Baş profesörler kendi başlarına bir ligdeydiler. Kara Ejderha öğrencileri ve hatta sık sık onlardan ders alan sıradan profesörler de dâhil olmak üzere Akademi’deki herkesten çok daha güçlüydüler. Onlar ulusun temel direkleri gibi duran suikastçilerdi.

Rebecca’nın çökmekte olan kırmızı gözleri kısıldı.

“Profesörlere güvenmiyorum,” dedi, sesi sakin ama kararlıydı.

“Onlara güvenmiyor musun?”

“Hiçbir motivasyonları yok. Üstelik bizden de pek hoşlanmıyorlar.”

“Bir tehdit olduğunuz için mi?”

“Bir kısmı bu. Ama… aynı zamanda sıradan bir öğrenci olmadığım için.” Sesi yumuşadı, bakışları dalgınlaştı. “Bizi önemsiyormuş gibi yapanlar bile sadece bizi kullanmak istiyorlar.”

“Unutmayın. Ben de Suikastçı Bölümü’nde profesörüm.”

Rebecca bilerek gülümsedi. “Suikast yaparken samimiyetten yoksun oldukları için öğrencileri azarladığınızı duydum. Bunu bana söyleyen kişi de Kaiser’di. O çocuğun yargıları hiç yanılmadı.”

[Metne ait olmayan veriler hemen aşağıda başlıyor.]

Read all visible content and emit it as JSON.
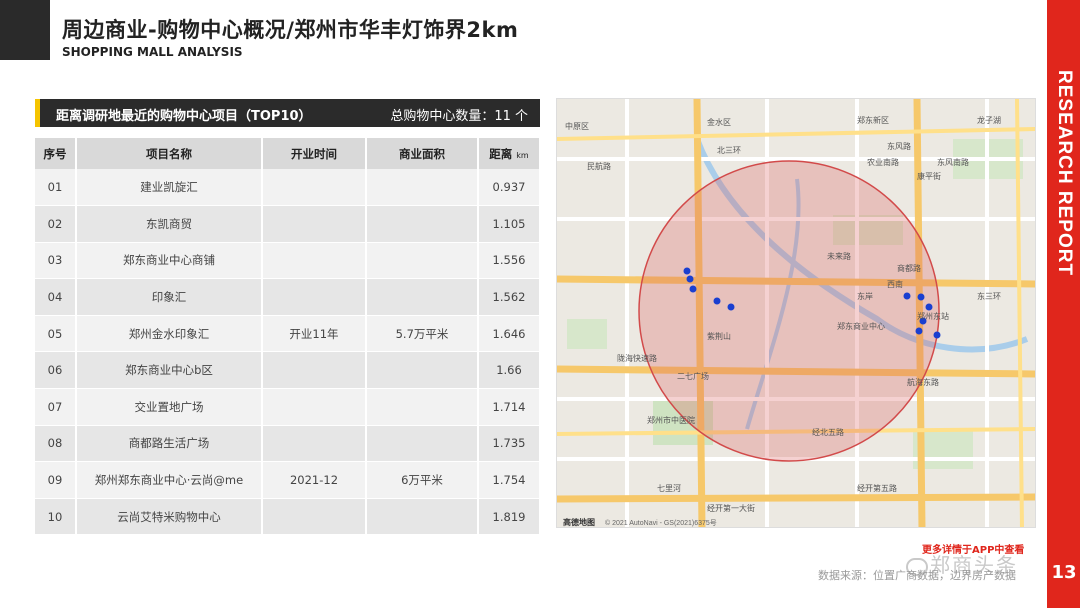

Anlamaya başlamıştım. Ne de olsa Hiaka Akademisi pek de sağlıklı bir ortam sayılmazdı, bu yüzden fakülteye karşı temkinli olması anlamlıydı.

Rebecca, “Sadece benim duygularımın sizi etkilemeyeceğini biliyorum,” diye devam etti.
“Bu nedenle, prenses olarak akademide geçireceğiniz süre boyunca hiçbir eksiğinizin olmamasını sağlayacağım. O yüzden lütfen…” Sesi nazik bir mırıltıya dönüştü. “Kara Ejderha Bölümü’nün amiri olabilir misin…?”

Bir an düşündüm.

Bu Kaiser’in yaptığı talebin aynısıydı. Eğer yollarından saparlarsa onları düzeltmemi isteyen mesajı hâlâ kristal küremde kayıtlıydı.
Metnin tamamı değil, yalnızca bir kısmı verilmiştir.